Not all of us aspire aspire to a money-less existence, and some of the projects featured on the website are on the visionary fringe. Still, Demonetize.it! does an admirable job of broadening the discussion about inalienability -- what should be "not for sale" and how do we assure that? Demonetize.it points visitors to a rich array of resources for exploring the topic further. For example, the site hosts a bibliography of books and articles, and projects that are exploring variious types of gift economies. There are links to the Freecycle movement, the BeWelcome website that is an alternative to CouchSurfing (which recently accepted venture capital money), the BookCrossing project that encourages the sharing of books worldwide, and a world map of moneyless initiatives.
The site also points us to downloads of Christian Siefkes' book From Exchange to Contributions: Generalizing Peer Production in the Physical World (pdf document) and mentions a new book, Life Without Money, billed as “an introductory field guide to contemporary non-market socialism.” (Oddly enough, it costs $29.95.)

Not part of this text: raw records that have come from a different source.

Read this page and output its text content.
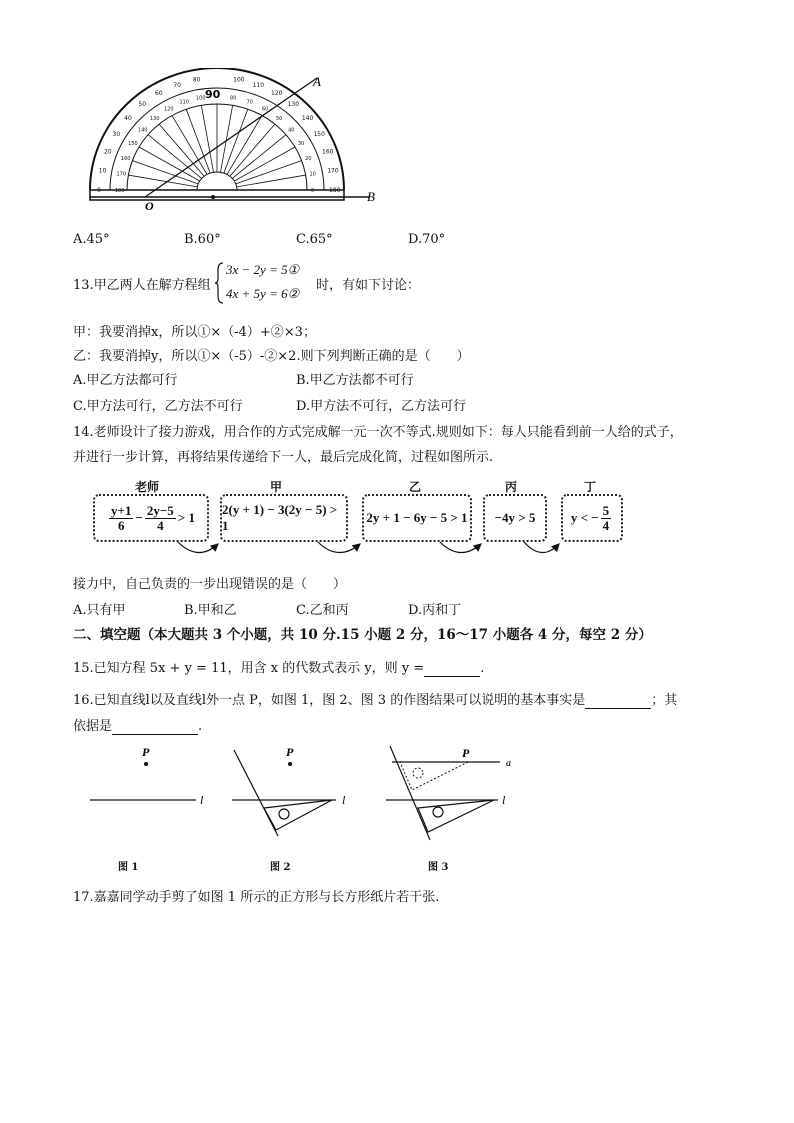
A
B
O
90
0
10
20
30
40
50
60
70
80	100
110
120
130
140
150
160
170
180
180
170
160
150
140
130
120
110
100	80
70
60
50
40
30
20
10
0
A.45°	B.60°	C.65°	D.70°
13.甲乙两人在解方程组
3x − 2y = 5①
4x + 5y = 6②
时，有如下讨论：
甲：我要消掉x，所以①×（-4）+②×3；
乙：我要消掉y，所以①×（-5）-②×2.则下列判断正确的是（　　）
A.甲乙方法都可行	B.甲乙方法都不可行
C.甲方法可行，乙方法不可行	D.甲方法不可行，乙方法可行
14.老师设计了接力游戏，用合作的方式完成解一元一次不等式.规则如下：每人只能看到前一人给的式子，
并进行一步计算，再将结果传递给下一人，最后完成化简，过程如图所示.
老师	甲	乙	丙	丁
$\frac{y+1}{6} - \frac{2y-5}{4} > 1$
2(y + 1) − 3(2y − 5) > 1
2y + 1 − 6y − 5 > 1 −4y > 5	y < − $\frac{5}{4}$
接力中，自己负责的一步出现错误的是（　　）
A.只有甲	B.甲和乙	C.乙和丙	D.丙和丁
二、填空题（本大题共 3 个小题，共 10 分.15 小题 2 分，16～17 小题各 4 分，每空 2 分）
15.已知方程 5x + y = 11，用含 x 的代数式表示 y，则 y =	.
16.已知直线l以及直线l外一点 P，如图 1，图 2、图 3 的作图结果可以说明的基本事实是	；其
依据是	.
P
l
P
l
P
a
l
图 1	图 2	图 3
17.嘉嘉同学动手剪了如图 1 所示的正方形与长方形纸片若干张.
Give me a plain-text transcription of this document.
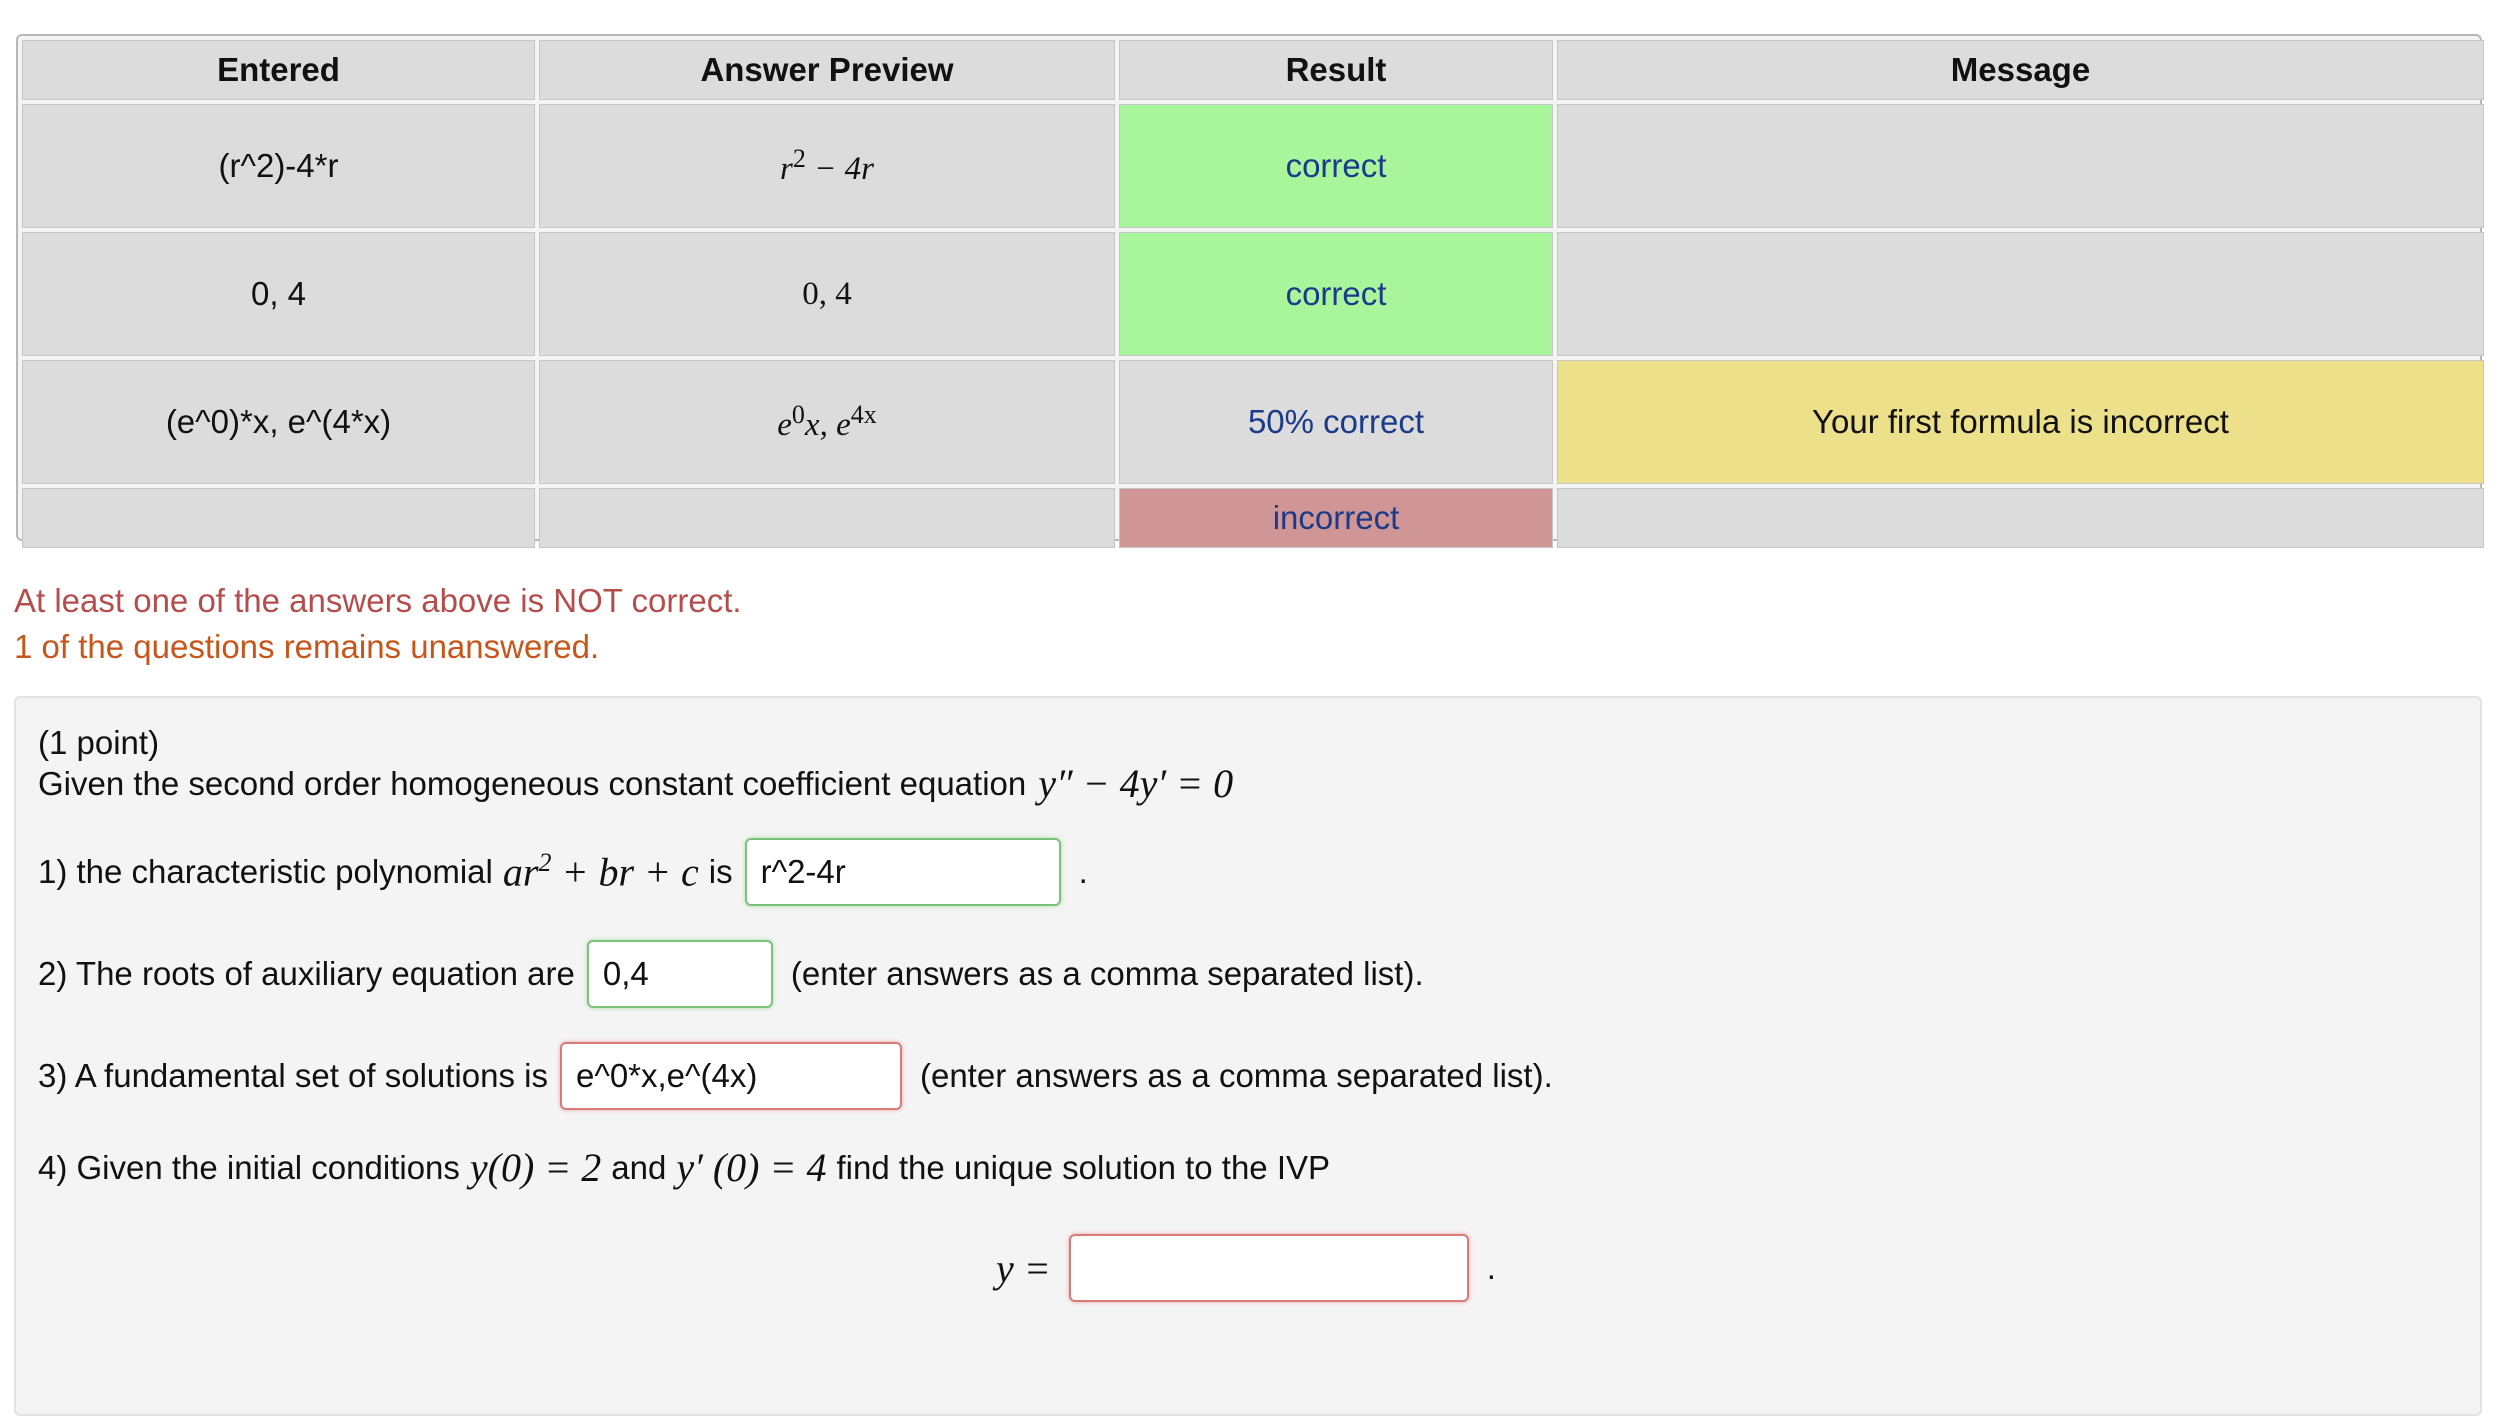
Entered	Answer Preview	Result	Message
(r^2)-4*r	$r^2 - 4r$	correct	
0, 4	0, 4	correct	
(e^0)*x, e^(4*x)	$e^0x$, $e^{4x}$	50% correct	Your first formula is incorrect
		incorrect	
At least one of the answers above is NOT correct.
1 of the questions remains unanswered.
(1 point)
Given the second order homogeneous constant coefficient equation y″ − 4y′ = 0
1) the characteristic polynomial $ar^2$ + br + c is r^2-4r	.
2) The roots of auxiliary equation are 0,4	(enter answers as a comma separated list).
3) A fundamental set of solutions is e^0*x,e^(4x)	(enter answers as a comma separated list).
4) Given the initial conditions y(0) = 2 and y′ (0) = 4 find the unique solution to the IVP
y =	.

Demonetize.it also features a blog that has periodic postings, such as a recent a call for papers (in English or German) for the March/April 2012 issue of the Austrian journal Streifzüge. The journal invites writers to address the following kinds of questions:
"Is a global revolution necessary or is it possible to construct demonetized zones? Or is it only possible to make progress by applying both strategies? Is it necessary to promote social struggles against the rule of money and its beneficiaries or can demonetized ways of living only be supported by attractive best practices without involving struggles? Or is there again a third way, i.e., is it necessary to link struggles and practical alternatives? What is the logic of money? Where does it start to structure our way of thinking and to form our way of acting? Are we human beings so deeply structured by money that we first have to change ourselves before demonetization could be possible? Or can we only change psychologically if demonetization makes progress?"
As the conventional money economy becomes highly concentrated and markets become a political force in their own right, we need more discussion about how money structures our lives, often in negative ways. However, I personally like to differentiate "money" from "capitalism," and I think the real action in the future will be in complex hybrids that combine markets with communities that assert authority over them – commons-based markets, so to speak. That said, it's important that we probe more deeply into the principles of demonetization and the strategies for rendering certain human activities inalienable. Demonetize.it! shines a bright spotlight on this much-neglected topic.